基于声辐射力超弹性成像的晶状体力学特性定量测量研究

发布时间：2018-05-08 20:36

本文选题：医用超声系统 + 超声弹性成像　；参考：《深圳大学》2017年硕士论文

【摘要】：晶状体是眼球屈光系统的重要组成部分,也是唯一具有调节能力的屈光间质。晶状体的生物力学特性在晶状体调节功能中扮演重要的角色,并关系到有关疾病的诊断。由于晶状体的调节功能会随着年龄的增长持续退化,形成老视和白内障等疾病,严重影响中老年人的生活质量,也带来了巨大的公共医疗负担。目前,由于我们对老视和白内障的致病机制缺乏明确的认识,尚未找到一种确定的方法可以延缓症状的发展。因此,一种能够在体,无创和准确评估晶状体力学特性的研究方法,能够帮助我们解释老视和白内障的致病机制,监测老视和白内障等晶状体疾病的发展过程,进而研究相应的预防和治疗方法。本论文提出一种基于超声声辐射力在体定量测量新西兰兔晶状体力学特性的新方法。本研究基于Verasonics Vantage256超声平台,采用超声辐射力激励晶状体局部振动,并采用平面波快速成像的方式检测晶状体的振动信息。测量了振动传播的群速度与相速度,基于Voigt模型获得频散与弹性和粘性模量的关系,通过非线性拟合得到对应的粘弹性值。本论文先以离体的猪眼球和牛眼球为实验对象,实验结果表明,猪眼晶状体的群速度,杨氏模量和弹性值都大于牛眼晶状体的值,均有显著性差异。离体压缩实验的结果与超声实验结果一致,一定程度上验证了超声平台的有效性。
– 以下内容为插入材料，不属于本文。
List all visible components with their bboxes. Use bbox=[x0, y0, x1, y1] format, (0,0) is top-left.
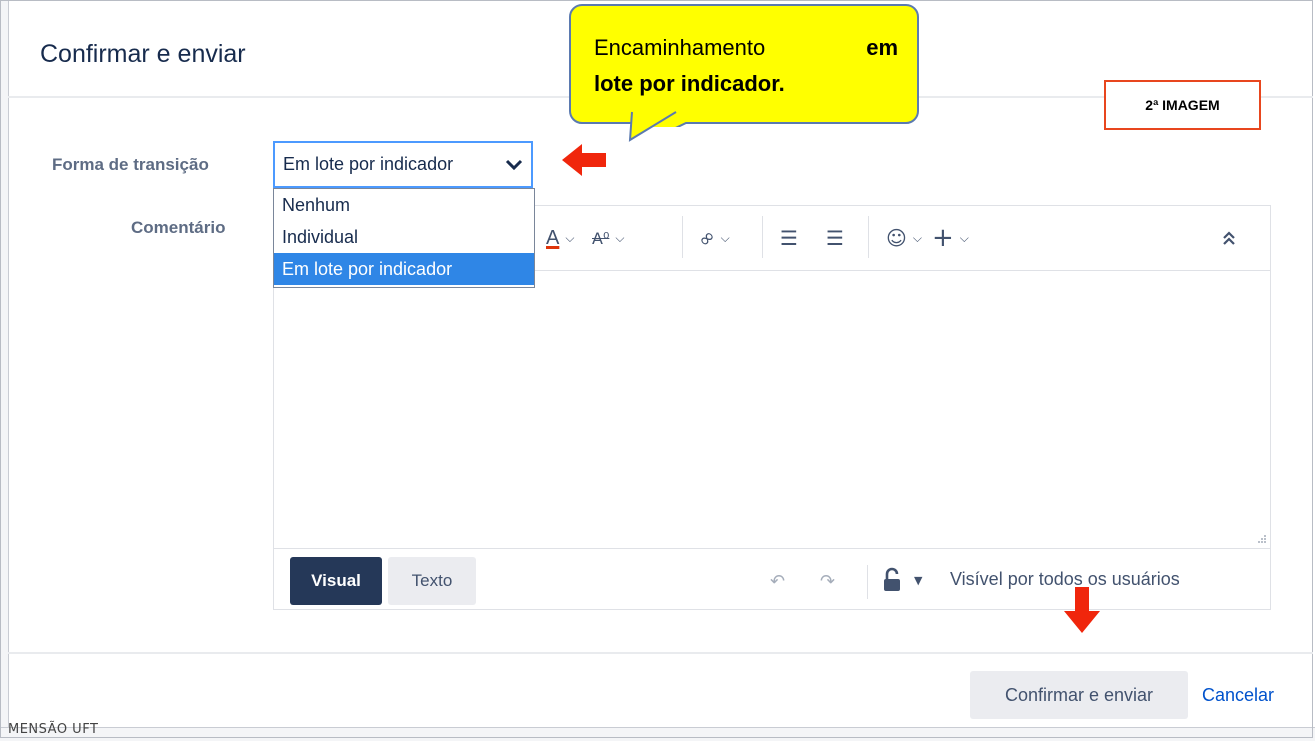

在体实验是以四组不同日龄的新西兰白兔为实验对象,比较在同样能量的声辐射力下,不同组新西兰兔晶状体的位移,群速度,杨氏模量的差异。结果表明,随着日龄的增加,最大位移逐渐减小,群速度和杨氏模量逐渐增大。群速度与日龄的相关系数R=0.84,P5×10-8,群速度与体重的相关系数R=0.83,P8×10-8,表明样品的群速度与日龄和体重都有较强的线性相关性。本论文提出了一种在体,无创的测量晶状体力学特性的方法,实验结果表明,基于超声声辐射力的晶状体力学特性定量测量可有效反映晶状体力学特性的变化,并通过动物实验验证了在体应用的可行性。有望发展成一种晶状体力学特性的在体测量技术并用于老视的发病机制和治疗方法的研究。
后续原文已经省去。